Scandale après les visées de Daewoo sur les terres agricoles de Madagascar

VSD | 15/12/2008

Cédric Gouverneur

Selon le Financial Times, le groupe coréen Daewoo Logistics est en passe de s’offrir 1,3 million d’hectares à Madagascar, afin de cultiver du maïs et de l’huile de palme. Toute la production sera rapatriée en Corée, en vue d’assurer l’indépendance alimentaire du pays : «La nourriture peut être une arme dans ce monde», a confié au quotidien économique britannique un dirigeant de Daewoo.

«Pirates»

Toujours selon le journal britannique, Daewoo n’aurait pas déboursé le moindre centime pour ce bail de 99 ans ! Une gratuité que le groupe coréen dément formellement. A titre de contrepartie, Daewoo (conglomérat qui fabrique pratiquement de tout de l'électroménager aux voitures) s’engagerait à créer des emplois et des infrastructures dans les zones concernées. Insuffisant pour le Financial Times, qui parle de «néocolonialisme», soulignant que ces 13 000 km2 (soit deux départements français) représentent la moitié des terres cultivables d’un pays aride, où 70% des habitants vivent sous le seuil de pauvreté : «Tout projet devrait se réaliser dans l’intérêt des populations locales». Et le quotidien de porter l’estocade : «En Afrique, les pirates ne sont plus seulement sur les côtes» !

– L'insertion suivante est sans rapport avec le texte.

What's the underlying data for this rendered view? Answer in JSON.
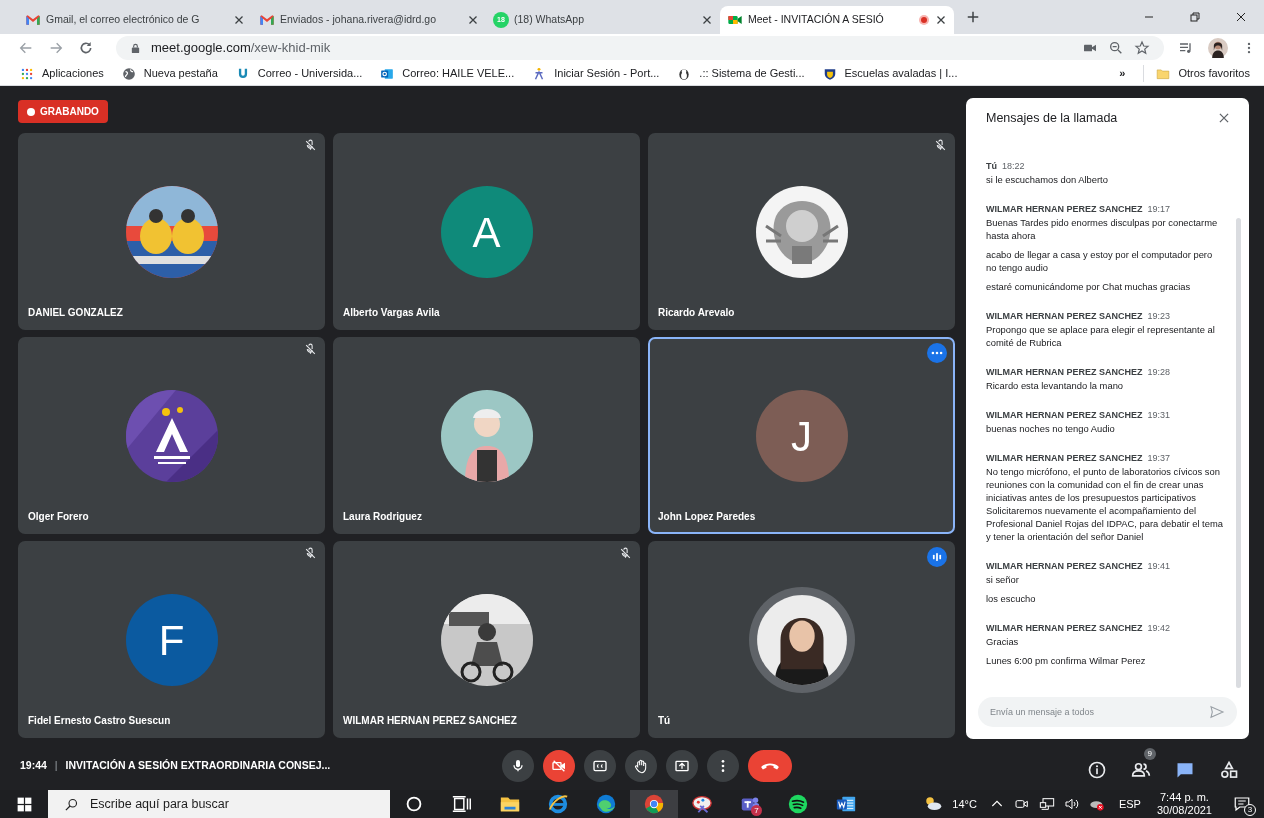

De leur côté, plusieurs journaux coréens estiment les Européens bien mal placés pour donner des leçons : des firmes britanniques ne cultivent-elles pas déjà des agro-carburants à Madagascar, au Mozambique, en Ethiopie ? La vérité, explique-t-on à Séoul, est que les anciens colonisateurs ne digèrent pas de perdre leur influence en Afrique au profit de l’Asie. Et de comparer les 6 milliards de dollars qu’entend investir Daewoo sur 20 ans à Madagascar aux 900 millions d’aides annuelles du fond monétaire international (FMI). «Faux amis»Sur le web, les réactions sont vives. Sobika, portail de la communauté malgache, a posté les commentaires de centaines d’internautes malgaches. Pour certains, ce deal «permettra à des milliers de paysans de devenir salariés». D’autres, effarés, en appellent au dieu de la grande île : «Ô Zanahary, protège ton peuple de la cupidité de ses faux amis !» «S’il est avéré, le contenu de cet accord est intolérable», explique à VSD Davis Onja Andriamboavonjy, président de l’Association des étudiants d’origine malgache (AEOM) à Paris. «On ose espérer que le pouvoir répondra aux demandes d’explication de la population». Gênés, le gouvernement malgache comme le groupe coréen minimisent la portée du deal, évoquant une simple «facilité en vue d’une recherche foncière» et précisant que «rien n’est encore signé».

Phénomène mondial d’accaparement des terres

Densément peuplée, la Corée du Sud dépend des importations de céréales des Etats-Unis, un allié jugé encombrant par beaucoup de Coréens. A terme, les plantations malgaches permettraient de diviser par deux ces importations américaines…Hausse démographique et insécurité alimentaire conduisent des pays d’Asie et du Golfe à chercher outre-mer les terres agricoles qu’ils n’ont pas. L’ONG catalane GRAIN, qui défend les paysans du Tiers-monde, avertit dans un rapport que «la synergie entre la crise alimentaire et la crise financière» a déclenché un véritable «accaparement des terres au niveau mondial». Les terres fertiles seront de plus en plus «privatisées et concentrées». Ce qui pourrait «sonner le glas des petites exploitations».